Influential Friends in Congress: The Lobby with the Golden Voice
Pharmaceutical lobby is a powerful voice in Congress, the very voice that does not allow the system to change. The industry spent more than $350 million on lobbying in 2022, money spent not on innovation or helping patients, but on persuading lawmakers to leave things as they are. Even if there is a loud cry for help, the pharmaceutical giants will confidently stand their ground.
Lobbyists work with every member of Congress, making them allies. How? Let's put it this way: dinner, a little influence and a little guile. As a result, no one will flinch when the next price for pills skyrockets.
Heartbreaking stories, or a stomach-churning price
Examples? They are right there in full view. Take insulin. A vital drug for diabetics in the United States costs about $300-500 per bottle, while the cost of its production barely reaches a few dollars. Patients who need this drug save on everything to have enough for medications, and sometimes even insulin, sacrificing their health. In Europe, insulin is sold several times cheaper, but the American market rests on the bursting pockets of patients.
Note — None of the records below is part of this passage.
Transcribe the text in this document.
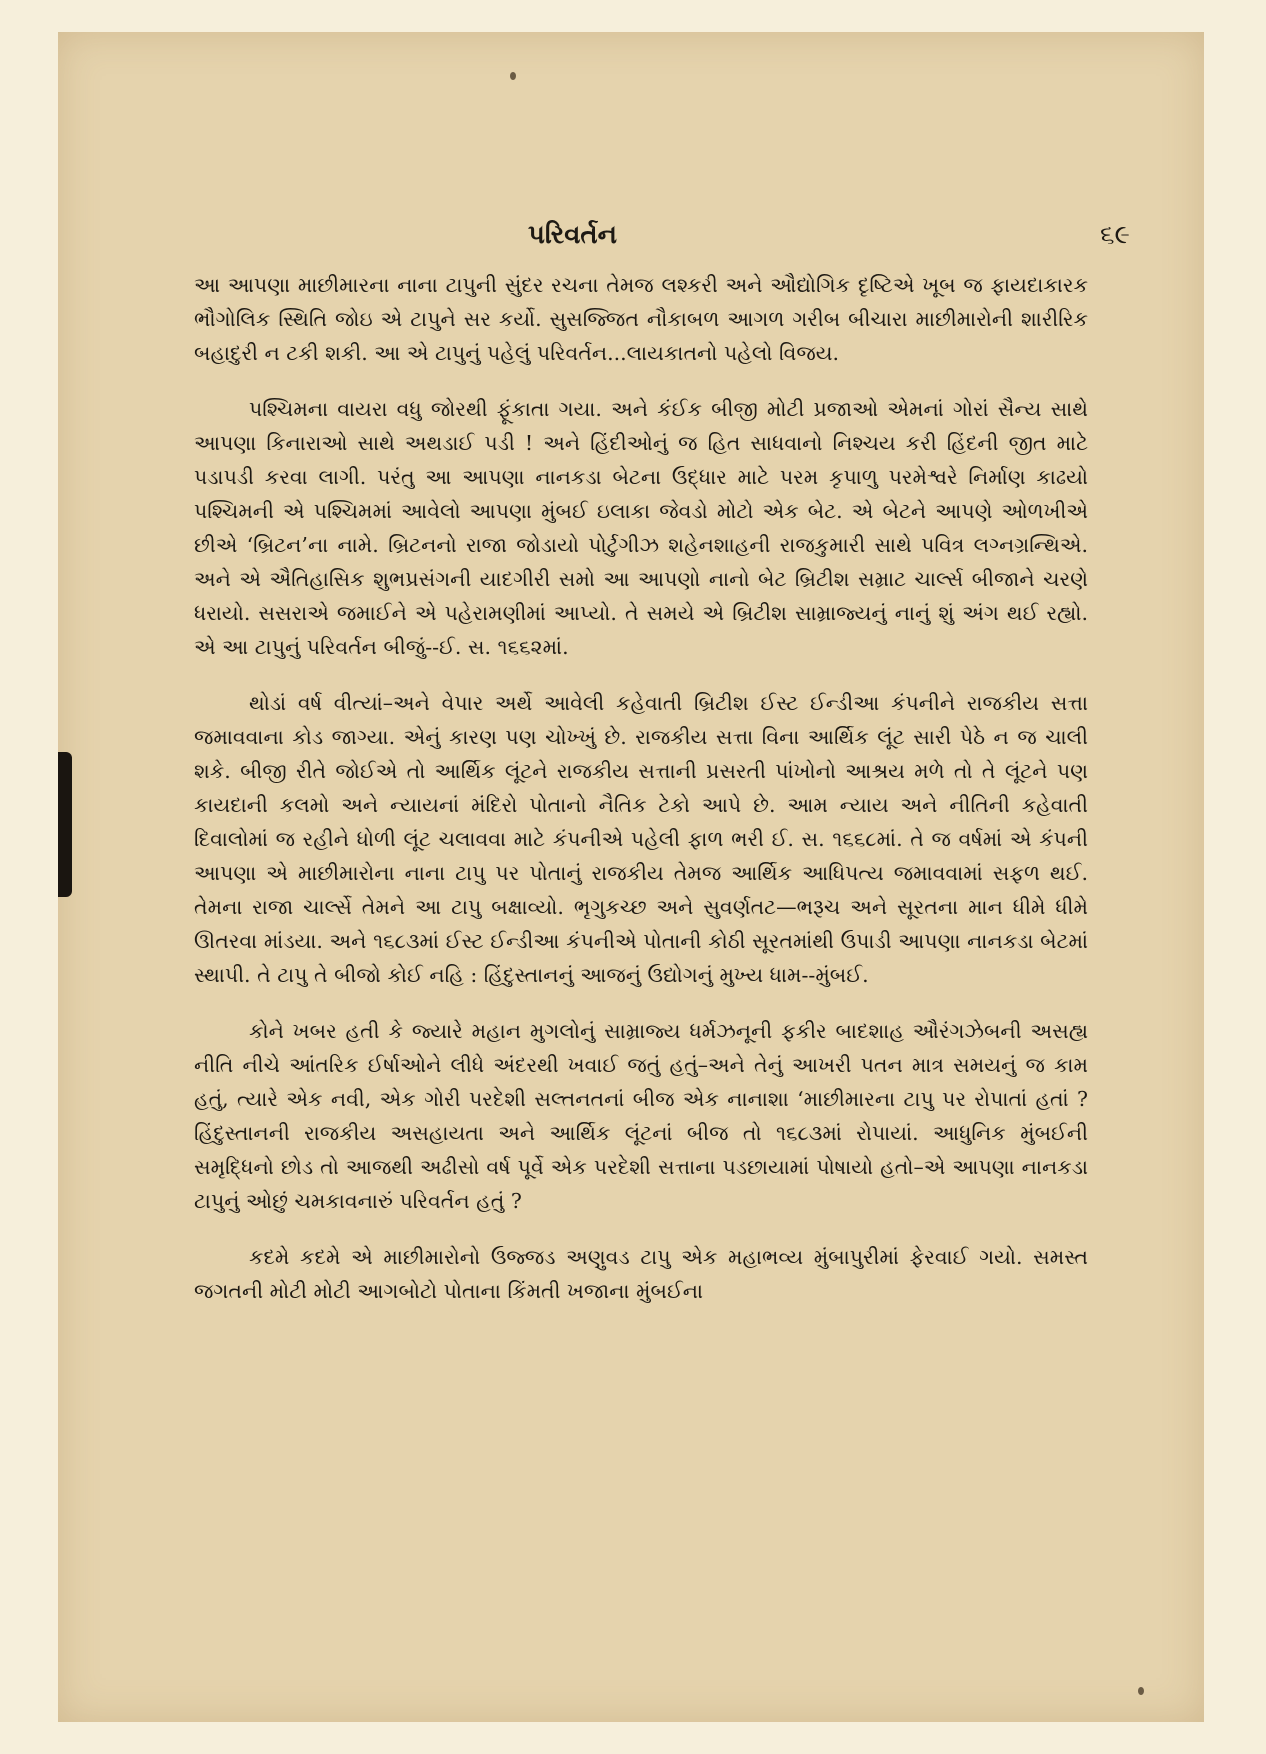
પરિવર્તન	૬૯

આ આપણા માછીમારના નાના ટાપુની સુંદર રચના તેમજ લશ્કરી અને ઔદ્યોગિક દૃષ્ટિએ ખૂબ જ ફાયદાકારક ભૌગોલિક સ્થિતિ જોઇ એ ટાપુને સર કર્યો. સુસજ્જિત નૌકાબળ આગળ ગરીબ બીચારા માછીમારોની શારીરિક બહાદુરી ન ટકી શકી. આ એ ટાપુનું પહેલું પરિવર્તન...લાયકાતનો પહેલો વિજય.

પશ્ચિમના વાયરા વધુ જોરથી ફૂંકાતા ગયા. અને કંઈક બીજી મોટી પ્રજાઓ એમનાં ગોરાં સૈન્ય સાથે આપણા કિનારાઓ સાથે અથડાઈ પડી ! અને હિંદીઓનું જ હિત સાધવાનો નિશ્ચય કરી હિંદની જીત માટે પડાપડી કરવા લાગી. પરંતુ આ આપણા નાનકડા બેટના ઉદ્ધાર માટે પરમ કૃપાળુ પરમેશ્વરે નિર્માણ કાઢયો પશ્ચિમની એ પશ્ચિમમાં આવેલો આપણા મુંબઈ ઇલાકા જેવડો મોટો એક બેટ. એ બેટને આપણે ઓળખીએ છીએ ‘બ્રિટન’ના નામે. બ્રિટનનો રાજા જોડાયો પોર્ટુગીઝ શહેનશાહની રાજકુમારી સાથે પવિત્ર લગ્નગ્રન્થિએ. અને એ ઐતિહાસિક શુભપ્રસંગની યાદગીરી સમો આ આપણો નાનો બેટ બ્રિટીશ સમ્રાટ ચાર્લ્સ બીજાને ચરણે ધરાયો. સસરાએ જમાઈને એ પહેરામણીમાં આપ્યો. તે સમયે એ બ્રિટીશ સામ્રાજ્યનું નાનું શું અંગ થઈ રહ્યો. એ આ ટાપુનું પરિવર્તન બીજું--ઈ. સ. ૧૬૬૨માં.

થોડાં વર્ષ વીત્યાં–અને વેપાર અર્થે આવેલી કહેવાતી બ્રિટીશ ઈસ્ટ ઈન્ડીઆ કંપનીને રાજકીય સત્તા જમાવવાના કોડ જાગ્યા. એનું કારણ પણ ચોખ્ખું છે. રાજકીય સત્તા વિના આર્થિક લૂંટ સારી પેઠે ન જ ચાલી શકે. બીજી રીતે જોઈએ તો આર્થિક લૂંટને રાજકીય સત્તાની પ્રસરતી પાંખોનો આશ્રય મળે તો તે લૂંટને પણ કાયદાની કલમો અને ન્યાયનાં મંદિરો પોતાનો નૈતિક ટેકો આપે છે. આમ ન્યાય અને નીતિની કહેવાતી દિવાલોમાં જ રહીને ધોળી લૂંટ ચલાવવા માટે કંપનીએ પહેલી ફાળ ભરી ઈ. સ. ૧૬૬૮માં. તે જ વર્ષમાં એ કંપની આપણા એ માછીમારોના નાના ટાપુ પર પોતાનું રાજકીય તેમજ આર્થિક આધિપત્ય જમાવવામાં સફળ થઈ. તેમના રાજા ચાર્લ્સે તેમને આ ટાપુ બક્ષાવ્યો. ભૃગુકચ્છ અને સુવર્ણતટ—ભરૂચ અને સૂરતના માન ધીમે ધીમે ઊતરવા માંડયા. અને ૧૬૮૩માં ઈસ્ટ ઈન્ડીઆ કંપનીએ પોતાની કોઠી સૂરતમાંથી ઉપાડી આપણા નાનકડા બેટમાં સ્થાપી. તે ટાપુ તે બીજો કોઈ નહિ : હિંદુસ્તાનનું આજનું ઉદ્યોગનું મુખ્ય ધામ--મુંબઈ.

કોને ખબર હતી કે જ્યારે મહાન મુગલોનું સામ્રાજ્ય ધર્મઝનૂની ફકીર બાદશાહ ઔરંગઝેબની અસહ્ય નીતિ નીચે આંતરિક ઈર્ષાઓને લીધે અંદરથી ખવાઈ જતું હતું–અને તેનું આખરી પતન માત્ર સમયનું જ કામ હતું, ત્યારે એક નવી, એક ગોરી પરદેશી સલ્તનતનાં બીજ એક નાનાશા ‘માછીમારના ટાપુ પર રોપાતાં હતાં ? હિંદુસ્તાનની રાજકીય અસહાયતા અને આર્થિક લૂંટનાં બીજ તો ૧૬૮૩માં રોપાયાં. આધુનિક મુંબઈની સમૃદ્ધિનો છોડ તો આજથી અઢીસો વર્ષ પૂર્વે એક પરદેશી સત્તાના પડછાયામાં પોષાયો હતો–એ આપણા નાનકડા ટાપુનું ઓછું ચમકાવનારું પરિવર્તન હતું ?

કદમે કદમે એ માછીમારોનો ઉજ્જડ અણુવડ ટાપુ એક મહાભવ્ય મુંબાપુરીમાં ફેરવાઈ ગયો. સમસ્ત જગતની મોટી મોટી આગબોટો પોતાના કિંમતી ખજાના મુંબઈના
But “EpiPen”necessary for anaphylactic reactions. Its price rose from $57 to $600 in a few years, and this adrenaline capsule became a symbol of the greed of the pharmaceutical system. Mylan tried to justify this with “user training and marketing costs,” but who would believe that fairy tale?
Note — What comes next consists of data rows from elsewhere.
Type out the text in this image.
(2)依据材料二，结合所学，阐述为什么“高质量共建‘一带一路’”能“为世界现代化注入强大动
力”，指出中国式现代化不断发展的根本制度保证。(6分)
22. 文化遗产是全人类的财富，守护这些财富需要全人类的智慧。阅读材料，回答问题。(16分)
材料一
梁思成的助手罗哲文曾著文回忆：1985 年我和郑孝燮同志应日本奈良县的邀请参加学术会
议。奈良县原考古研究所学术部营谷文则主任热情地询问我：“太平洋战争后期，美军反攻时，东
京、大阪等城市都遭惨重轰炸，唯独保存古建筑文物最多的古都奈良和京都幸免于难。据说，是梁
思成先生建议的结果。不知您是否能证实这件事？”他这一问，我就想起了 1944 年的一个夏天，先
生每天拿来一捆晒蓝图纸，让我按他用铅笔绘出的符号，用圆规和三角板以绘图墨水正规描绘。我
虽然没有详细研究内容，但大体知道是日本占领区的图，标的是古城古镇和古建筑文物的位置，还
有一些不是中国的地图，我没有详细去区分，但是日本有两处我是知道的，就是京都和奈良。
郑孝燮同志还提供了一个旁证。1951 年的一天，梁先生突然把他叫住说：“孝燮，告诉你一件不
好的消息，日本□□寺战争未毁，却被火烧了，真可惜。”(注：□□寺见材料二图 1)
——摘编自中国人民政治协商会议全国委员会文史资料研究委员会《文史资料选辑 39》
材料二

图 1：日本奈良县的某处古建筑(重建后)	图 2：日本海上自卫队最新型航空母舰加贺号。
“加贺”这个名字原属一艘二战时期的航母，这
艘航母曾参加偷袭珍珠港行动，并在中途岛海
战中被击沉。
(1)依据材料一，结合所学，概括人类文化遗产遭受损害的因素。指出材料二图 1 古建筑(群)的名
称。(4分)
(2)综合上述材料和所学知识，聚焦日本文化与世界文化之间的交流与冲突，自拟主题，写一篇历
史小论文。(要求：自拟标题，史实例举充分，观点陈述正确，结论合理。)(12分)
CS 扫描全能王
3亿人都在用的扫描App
Or “Daraprim”. A life-saving drug for toxoplasmosis patients saw its price rise sharply from $13.50 to $750 per tablet after it was acquired by Turing Pharmaceuticals. Martin Shkreli, the company's famous and hated CEO, justified it as “the need to invest in the future,” but that, of course, sounded like a mockery to those who could not afford the life-saving drug.
Cartel in ties
Can this system be called a cartel? In some ways it is even more complex than an ordinary cartel. Here it is not gangsters in dark alleys who negotiate how to further inflate the price. Certified professionals work here who assure that everything is for the sake of science and progress. This is not a criminal conspiracy – it is an elaborate scheme, in which every step is backed by laws and patent protection.
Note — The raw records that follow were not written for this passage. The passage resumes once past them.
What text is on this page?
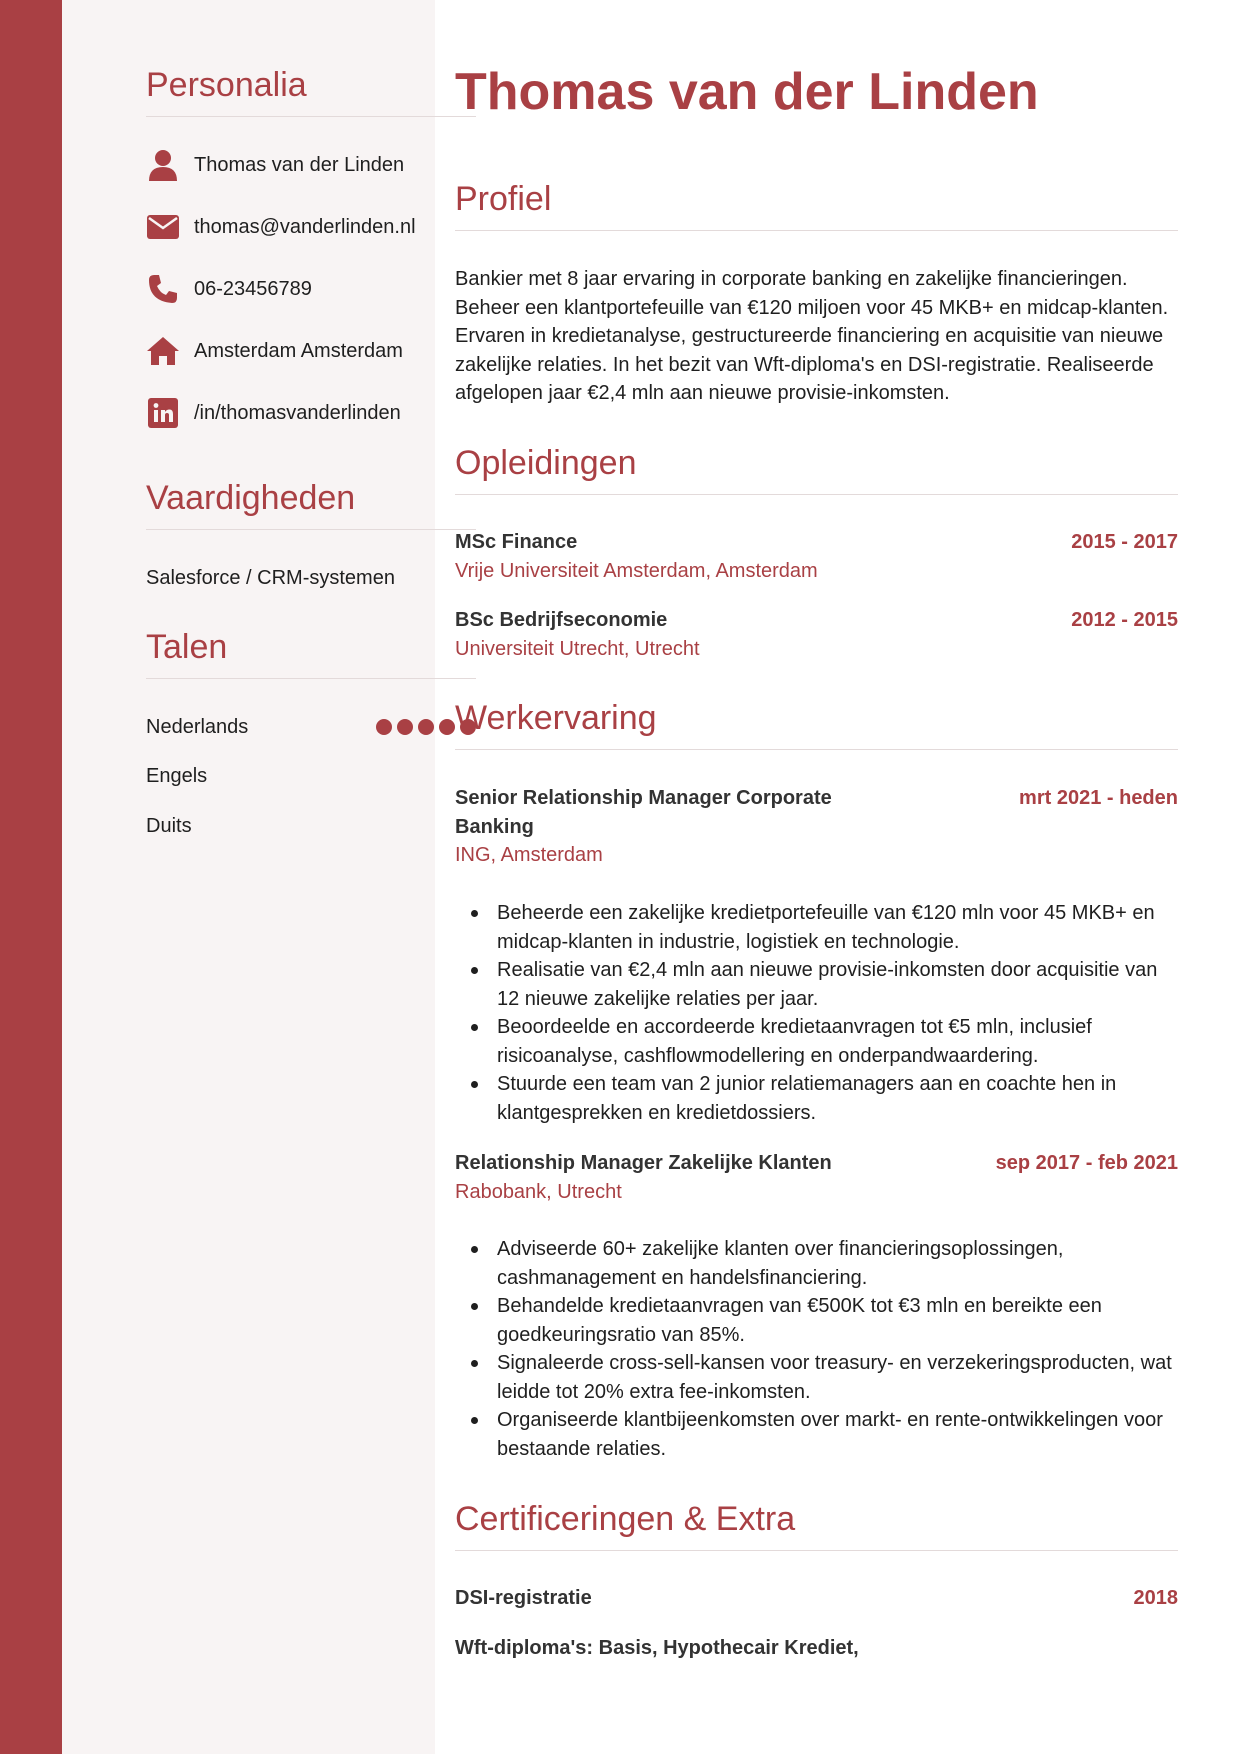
Personalia
Thomas van der Linden
thomas@vanderlinden.nl
06-23456789
Amsterdam Amsterdam
/in/thomasvanderlinden
Vaardigheden
Salesforce / CRM-systemen
Talen
Nederlands
Engels
Duits
Thomas van der Linden
Profiel
Bankier met 8 jaar ervaring in corporate banking en zakelijke financieringen. Beheer een klantportefeuille van €120 miljoen voor 45 MKB+ en midcap-klanten. Ervaren in kredietanalyse, gestructureerde financiering en acquisitie van nieuwe zakelijke relaties. In het bezit van Wft-diploma's en DSI-registratie. Realiseerde afgelopen jaar €2,4 mln aan nieuwe provisie-inkomsten.
Opleidingen
MSc Finance	2015 - 2017
Vrije Universiteit Amsterdam, Amsterdam
BSc Bedrijfseconomie	2012 - 2015
Universiteit Utrecht, Utrecht
Werkervaring
Senior Relationship Manager Corporate Banking
mrt 2021 - heden
ING, Amsterdam
Beheerde een zakelijke kredietportefeuille van €120 mln voor 45 MKB+ en midcap-klanten in industrie, logistiek en technologie.
Realisatie van €2,4 mln aan nieuwe provisie-inkomsten door acquisitie van 12 nieuwe zakelijke relaties per jaar.
Beoordeelde en accordeerde kredietaanvragen tot €5 mln, inclusief risicoanalyse, cashflowmodellering en onderpandwaardering.
Stuurde een team van 2 junior relatiemanagers aan en coachte hen in klantgesprekken en kredietdossiers.
Relationship Manager Zakelijke Klanten	sep 2017 - feb 2021
Rabobank, Utrecht
Adviseerde 60+ zakelijke klanten over financieringsoplossingen, cashmanagement en handelsfinanciering.
Behandelde kredietaanvragen van €500K tot €3 mln en bereikte een goedkeuringsratio van 85%.
Signaleerde cross-sell-kansen voor treasury- en verzekeringsproducten, wat leidde tot 20% extra fee-inkomsten.
Organiseerde klantbijeenkomsten over markt- en rente-ontwikkelingen voor bestaande relaties.
Certificeringen & Extra
DSI-registratie	2018
Wft-diploma's: Basis, Hypothecair Krediet,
The American pharmaceutical system is a cartel in ties, if you like, with calculation and impeccable knowledge of the laws. Manufacturers, PBMs and insurance companies, lobbyists and politicians each add their own markup until the price skyrockets. But who is to blame? Everyone and no one.
Who will pay for health
This system may last for a long time, but public patience is not endless. People are beginning to realize that treatment is becoming a luxury, and those who were once able to afford medications are now forced to look at price tags with despair. As long as the system stands, pharmaceutical companies will continue to defend their privileges. Health is a commodity, and life is a commodity to be traded.